In the Panic of 1857, Gould lost most of the money he had made speculating. He soon joined forces with Daniel DREW and James “Jubilee Jim” FISK and began speculating in the stock market. He established a sizable position in the stock of the ERIE RAILROAD and became a director of the company. During his tenure at the railroad, he was suspected of looting its books for his own use and was summoned to testify before a congressional committee investigating the railroad’s management. Then in 1869 he engaged in his most famous market operation when he staged the “gold corner,” in an attempt to drive up the price of gold in the market. Using borrowed money, he attempted to purchase most of the gold circulating in the New York market, forcing its price up and ruining his enemies in the process. The plan depended upon the reluctance of the U.S. Treasury to intervene.
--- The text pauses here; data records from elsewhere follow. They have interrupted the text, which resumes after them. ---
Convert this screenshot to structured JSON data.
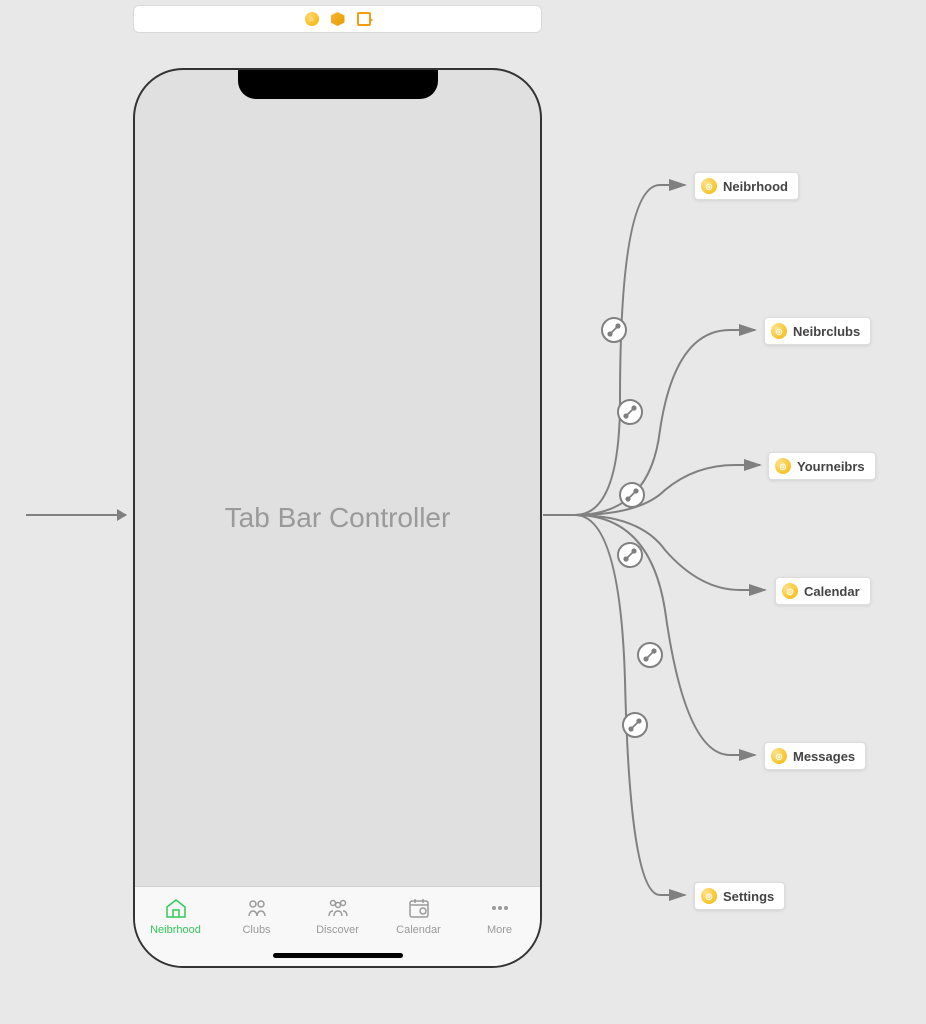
{
  "toolbar": {
    "icons": [
      "home-circle",
      "cube",
      "exit"
    ]
  },
  "phone": {
    "title": "Tab Bar Controller",
    "tabs": [
      {
        "label": "Neibrhood",
        "selected": true
      },
      {
        "label": "Clubs",
        "selected": false
      },
      {
        "label": "Discover",
        "selected": false
      },
      {
        "label": "Calendar",
        "selected": false
      },
      {
        "label": "More",
        "selected": false
      }
    ]
  },
  "destinations": [
    {
      "label": "Neibrhood"
    },
    {
      "label": "Neibrclubs"
    },
    {
      "label": "Yourneibrs"
    },
    {
      "label": "Calendar"
    },
    {
      "label": "Messages"
    },
    {
      "label": "Settings"
    }
  ]
}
By selling its own supply of gold, the price would be forced down. Rumor abounded that Gould had made an unwitting ally of President Ulysses S. Grant by convincing him that intervention was not necessary. Eventually the Treasury did intervene, and the price of gold fell. Gould was already out of the market, having made his fortune.
The “gold corner” made Gould one of the most vilified men in the country. The fallout from the operation caused a stock market panic in 1869, dubbed “Black Friday,” and dozens of investors and brokers were ruined in the process. The incident prompted hundreds of unfavorable newspaper accounts and books dedicated to exposing Gould and the Erie. Subsequently, Gould was forced out of the Erie Railroad but not before dueling with Cornelius VANDERBILT for control of the company and absconding across the Hudson River with a horde of cash and the company’s books. His lieutenant at the time was Jim Fisk. He reentered the railroad business by assuming a large position in the stock of the Union Pacific and was granted a board seat in 1874. This marked something of a turnabout in his career. After assuming control of the company, he merged it with the Kansas Pacific in 1880 and strengthened the RAILROADS considerably. By the early 1880s, he controlled nearly 10,000 miles of railroad track in the country, including the Union Pacific and the Missouri Pacific.
Later in life, Gould began to diversify his interests. Becoming interested in communications as well as railroads, he purchased the New York World, one of the best-known New York newspapers, along with WESTERN UNION and the Manhattan Elevated Railway Co. He died of tuberculosis in 1892. Although he had a diversified career, Gould is best remembered as being one the country’s most notorious ROBBER BARONS, due to his early reputation at the Erie Railroad, the gold corner, and association with Jim Fisk. His family became one of New York’s most prominent and wealthy for 50 years after his death.
See also MUCKRAKERS.
Further reading
- Klein, Maury. The Life and Legend of Jay Gould. Baltimore: Johns Hopkins University Press, 1986.
- O’Connor, Richard. Gould’s Millions. New York: Doubleday, 1962.